Gerçekten kendini geliştiren ve yıldızı parlamaya başlayan sporcularda, sergilediklerinin bir fazlası hep saklıdır. Siz onun yeni yaptıklarını alkışlarken o aslında bir sonraki adımı çoktan denemeye başlamıştır.
Zaten yıldız sporculuk da, kişinin içindeki bu keşfetme, kendini aşma ve sınırları zorlama arzusundan doğar. Kimileri keşifçidir, kimileri mükemmel taklitçi. Sizce hangisi daha çok takdir toplar. Futbolda ilk röveşata ile gol atana, seyredenlerin tepkisini bir düşünsenize. Voleybolda, Macar oyuncu ilk geri hücumu yaptığında, rakip dahil seyreden herkesin tepkisini ve şaşkınlığını hayal edebiliyor musunuz…
Bence spor seyircisi böyle anlara şahit olmak için bilet satın alıyor. Maradona’nın 1986 dünya kupasında sekiz İngiliz oyuncuyu çalımlayıp attığı gol neden hala jenerik sizce?

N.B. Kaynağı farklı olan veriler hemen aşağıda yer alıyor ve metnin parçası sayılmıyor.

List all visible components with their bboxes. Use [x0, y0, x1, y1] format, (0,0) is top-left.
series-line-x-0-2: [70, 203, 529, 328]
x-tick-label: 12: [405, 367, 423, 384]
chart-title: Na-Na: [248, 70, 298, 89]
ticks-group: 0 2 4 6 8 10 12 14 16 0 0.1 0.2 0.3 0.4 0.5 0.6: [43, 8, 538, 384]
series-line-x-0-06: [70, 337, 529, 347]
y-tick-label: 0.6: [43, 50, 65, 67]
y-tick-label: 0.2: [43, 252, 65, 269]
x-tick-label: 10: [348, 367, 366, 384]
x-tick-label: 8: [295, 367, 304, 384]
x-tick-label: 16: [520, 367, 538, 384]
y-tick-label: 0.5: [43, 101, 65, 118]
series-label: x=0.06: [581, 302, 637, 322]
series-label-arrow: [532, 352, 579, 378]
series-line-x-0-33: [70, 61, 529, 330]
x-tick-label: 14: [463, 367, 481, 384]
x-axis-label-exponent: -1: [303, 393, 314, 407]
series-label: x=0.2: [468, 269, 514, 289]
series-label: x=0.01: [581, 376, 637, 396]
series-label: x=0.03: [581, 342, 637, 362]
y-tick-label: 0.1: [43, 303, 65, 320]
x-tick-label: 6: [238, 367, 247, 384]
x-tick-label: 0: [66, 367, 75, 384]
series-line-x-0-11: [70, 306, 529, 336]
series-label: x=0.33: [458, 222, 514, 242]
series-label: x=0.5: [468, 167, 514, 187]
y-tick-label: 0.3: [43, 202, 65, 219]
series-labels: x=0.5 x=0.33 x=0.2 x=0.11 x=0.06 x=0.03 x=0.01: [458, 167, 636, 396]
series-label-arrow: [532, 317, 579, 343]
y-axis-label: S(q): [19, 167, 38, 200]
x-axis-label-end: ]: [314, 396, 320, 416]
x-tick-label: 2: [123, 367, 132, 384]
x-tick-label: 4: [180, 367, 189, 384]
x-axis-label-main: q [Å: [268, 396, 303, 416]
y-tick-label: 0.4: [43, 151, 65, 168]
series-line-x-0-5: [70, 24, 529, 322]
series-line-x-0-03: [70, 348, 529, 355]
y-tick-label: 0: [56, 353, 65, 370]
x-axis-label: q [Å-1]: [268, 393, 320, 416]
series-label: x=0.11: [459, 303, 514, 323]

Sevgili antrenör dostlarım, sporcularınızın temel tekniklerini geliştirmenin yanı sıra, onların kendilerini ve limitlerini zorlamak için yaptığı hatalara da küçümsemeden yaklaşın. Bilakis onları cesaretlendirmek ve ihtiyaçları olan noktalarda yardım etmek hem sporcunun gelişimine hem de size olan bakış açısına destek olur. Çünkü siz dahil her şeyin kilitlendiği anlarda, yaratıcı (cesur yürek) bir sporcunun çıkıp, ipleri eline alıp düğümü çözdüğüne şahit olmadınız mı? Hemen her branşta yaratıcı sporcu denen adamlar özel muamele görmüyorlar mı…?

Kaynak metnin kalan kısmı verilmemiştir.